Back again for the final chapter of mastering salary talks. The key to any successful negotiation is understanding each side’s perspective, so last week’s post explored the goals of all stakeholders involved in salary decisions (job seeker, employer, recruiter), as well as popular myths.
This week we’ll continue with the top five things that can go wrong, plus tips for steering to a rewarding conclusion.
Rookie Mistakes & Avoidable Implosions
When something blows up, here are the usual culprits:
1. Too far apart to begin with. If there’s a wide disparity between the employer’s budget and candidate’s requirements, it rarely makes sense to embark on the interview process. Hoping they’ll fall in love and find more money is like diving into a pool without knowing the depth – Somebody’s going to end up with a major headache. When I’m working with a star candidate outside the salary range, I make it clear to the employer upfront and get their commitment on compensation requirements.
2. Failure to manage expectations. When an interview is going well and both sides are feeling a connection, a gleeful and well-intending hiring manager may try to seal the deal by saying something like, “What will it take to get you here?” While I’m all for a good lovefest, this kind of talk can lead to trouble. Here’s why: The hiring manager may not be the final/only authority on salary. And once candidates articulate what they want, there’s an assumption that they’ve been heard and their requests will be met. It’s hard to later take back what’s been said.
3. Inconsistent stories. I strive for total alignment across all parties: Candidates, HR, hiring managers. Anyone involved in the salary discussion should be quoting the same numbers. Occasionally, a candidate will give me a comfortable target, then lose their nerve when talking to the employer and lower their minimum. This gives me an ulcer. As I mentioned in last week’s post, the best outcomes are achieved when we define the magic number upfront rather than go back and forth. Second, we should be comparing apples to apples. I always work with base salaries because bonuses in our industry are discretionary and can vary widely.
4. Salary requirements change. When companies linger over the interview process and decision – especially in a hot talent market – it opens the door for changes to a candidate’s original compensation requirements. I’ve lost people because we gotten too close to when bonuses were paid out and they’ve decided to stay. In other cases, candidates finally achieved a raise that was promised to them or are deciding between multiple job offers. If you’re the job seeker, it’s critical to communicate any updates – including changes of heart – to your recruiter. No reason to wait until the offer stage. Sooner is always better.

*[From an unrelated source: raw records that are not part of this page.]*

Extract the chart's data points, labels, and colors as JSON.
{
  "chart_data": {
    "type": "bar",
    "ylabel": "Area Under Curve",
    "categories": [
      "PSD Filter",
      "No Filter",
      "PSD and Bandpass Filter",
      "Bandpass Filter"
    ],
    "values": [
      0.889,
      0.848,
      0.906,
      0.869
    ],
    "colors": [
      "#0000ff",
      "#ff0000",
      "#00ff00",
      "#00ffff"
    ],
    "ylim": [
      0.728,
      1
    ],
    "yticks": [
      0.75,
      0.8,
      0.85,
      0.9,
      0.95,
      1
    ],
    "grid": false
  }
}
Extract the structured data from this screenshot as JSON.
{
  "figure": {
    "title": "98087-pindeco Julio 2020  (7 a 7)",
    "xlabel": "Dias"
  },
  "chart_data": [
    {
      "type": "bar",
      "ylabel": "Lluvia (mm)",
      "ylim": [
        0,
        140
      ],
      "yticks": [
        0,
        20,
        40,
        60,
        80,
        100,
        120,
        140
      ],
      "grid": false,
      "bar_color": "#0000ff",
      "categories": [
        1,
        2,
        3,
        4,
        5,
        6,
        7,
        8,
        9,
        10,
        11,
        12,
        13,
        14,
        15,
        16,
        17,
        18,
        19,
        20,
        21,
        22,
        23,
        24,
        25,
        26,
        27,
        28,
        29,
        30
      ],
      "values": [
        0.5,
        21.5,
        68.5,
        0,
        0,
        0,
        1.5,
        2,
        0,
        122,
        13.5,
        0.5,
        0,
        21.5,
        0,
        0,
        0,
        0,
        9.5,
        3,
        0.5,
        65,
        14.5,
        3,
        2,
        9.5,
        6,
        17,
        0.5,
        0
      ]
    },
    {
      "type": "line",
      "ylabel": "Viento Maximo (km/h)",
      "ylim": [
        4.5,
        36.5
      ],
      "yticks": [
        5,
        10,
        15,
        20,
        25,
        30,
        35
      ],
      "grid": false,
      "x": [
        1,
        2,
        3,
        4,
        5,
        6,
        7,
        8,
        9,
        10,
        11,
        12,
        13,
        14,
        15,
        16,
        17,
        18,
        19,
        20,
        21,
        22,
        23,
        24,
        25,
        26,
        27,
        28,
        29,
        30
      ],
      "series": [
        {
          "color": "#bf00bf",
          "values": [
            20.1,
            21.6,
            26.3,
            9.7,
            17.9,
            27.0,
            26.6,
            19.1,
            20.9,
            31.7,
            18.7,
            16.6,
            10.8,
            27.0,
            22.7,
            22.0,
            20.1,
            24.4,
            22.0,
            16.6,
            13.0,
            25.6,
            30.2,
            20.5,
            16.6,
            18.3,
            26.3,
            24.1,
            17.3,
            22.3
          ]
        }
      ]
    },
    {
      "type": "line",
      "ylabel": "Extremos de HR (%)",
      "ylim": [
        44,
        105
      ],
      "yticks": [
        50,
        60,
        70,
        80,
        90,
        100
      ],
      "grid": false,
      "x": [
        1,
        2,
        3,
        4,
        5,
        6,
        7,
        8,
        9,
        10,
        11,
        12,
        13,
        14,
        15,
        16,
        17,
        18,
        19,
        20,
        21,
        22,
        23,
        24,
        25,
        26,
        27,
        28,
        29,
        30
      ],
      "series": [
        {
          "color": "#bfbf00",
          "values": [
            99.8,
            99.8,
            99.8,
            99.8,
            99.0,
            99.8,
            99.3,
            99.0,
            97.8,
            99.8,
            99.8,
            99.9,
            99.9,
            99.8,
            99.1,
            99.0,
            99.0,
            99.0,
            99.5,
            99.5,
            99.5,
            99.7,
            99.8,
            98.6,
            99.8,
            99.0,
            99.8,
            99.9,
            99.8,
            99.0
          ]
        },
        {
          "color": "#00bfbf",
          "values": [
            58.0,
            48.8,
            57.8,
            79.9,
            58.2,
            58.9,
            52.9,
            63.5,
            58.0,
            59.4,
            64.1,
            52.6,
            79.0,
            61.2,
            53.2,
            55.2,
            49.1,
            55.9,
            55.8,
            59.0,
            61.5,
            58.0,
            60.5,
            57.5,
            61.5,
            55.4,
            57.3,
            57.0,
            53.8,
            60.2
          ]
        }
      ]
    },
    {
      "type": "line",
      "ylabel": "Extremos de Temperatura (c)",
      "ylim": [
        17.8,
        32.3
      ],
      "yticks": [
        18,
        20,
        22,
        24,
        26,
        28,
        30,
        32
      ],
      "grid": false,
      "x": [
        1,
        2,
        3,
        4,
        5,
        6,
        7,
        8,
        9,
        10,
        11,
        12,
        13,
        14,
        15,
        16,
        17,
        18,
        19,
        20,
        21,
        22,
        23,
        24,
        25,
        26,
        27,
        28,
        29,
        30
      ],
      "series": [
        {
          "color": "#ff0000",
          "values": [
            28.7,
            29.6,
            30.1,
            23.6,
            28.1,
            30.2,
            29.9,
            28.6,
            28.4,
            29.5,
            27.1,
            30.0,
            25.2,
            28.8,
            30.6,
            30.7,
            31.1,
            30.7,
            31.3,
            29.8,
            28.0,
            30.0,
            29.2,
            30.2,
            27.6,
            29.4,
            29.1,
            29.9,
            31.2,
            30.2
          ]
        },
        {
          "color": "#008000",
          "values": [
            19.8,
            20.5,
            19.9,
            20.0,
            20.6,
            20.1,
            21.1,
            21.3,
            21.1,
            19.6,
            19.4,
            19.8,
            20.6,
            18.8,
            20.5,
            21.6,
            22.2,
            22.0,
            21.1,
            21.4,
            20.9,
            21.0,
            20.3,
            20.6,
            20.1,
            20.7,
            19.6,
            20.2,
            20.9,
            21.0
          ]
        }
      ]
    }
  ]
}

5. Counter-offer. Bidding war. It’s all the same. When decisions swing based on a few thousand dollars, there are usually bigger issues to solve. See my earlier post about counter-offers.
How to Achieve a Satisfying Outcome
Now that you understand the interests of all parties involved, how do you gingerly navigate to an outcome you feel good about?
For starters, you can have someone else do the dirty work. There are two advantages to letting your recruiter manage salary discussions:
1. You can focus on the big picture stuff and not worry about sending the wrong message. You stay strategic and delightful, while I haggle and hammer out the details backstage.
2. You can draw on your recruiter’s experience. I’ve probably extended over 350 offers during my past 7 years of recruiting. I have a good close rate. Stuff that doesn’t work out isn’t due to salary alone. I can see things way off in the distance that threaten a good outcome and zap them. In most cases, I’m working with long-standing clients and benefitting from the good faith, trust and honest rapport I’ve established. I still have skin in the game, just like you, plus lots of practice.
Final thought: If you find yourself in different places at the offer stage, consider what the company is up against and give them an opportunity to accommodate you in other ways. For example, if you make significant contributions immediately, will they agree to a salary increase in 6 months? Are they willing to offer a sign-on bonus or extra vacation time? Willingness to understand and work within their parameters may not guarantee a successful conclusion, but sometimes ingenuity, fairness and a sense of humor can win the day.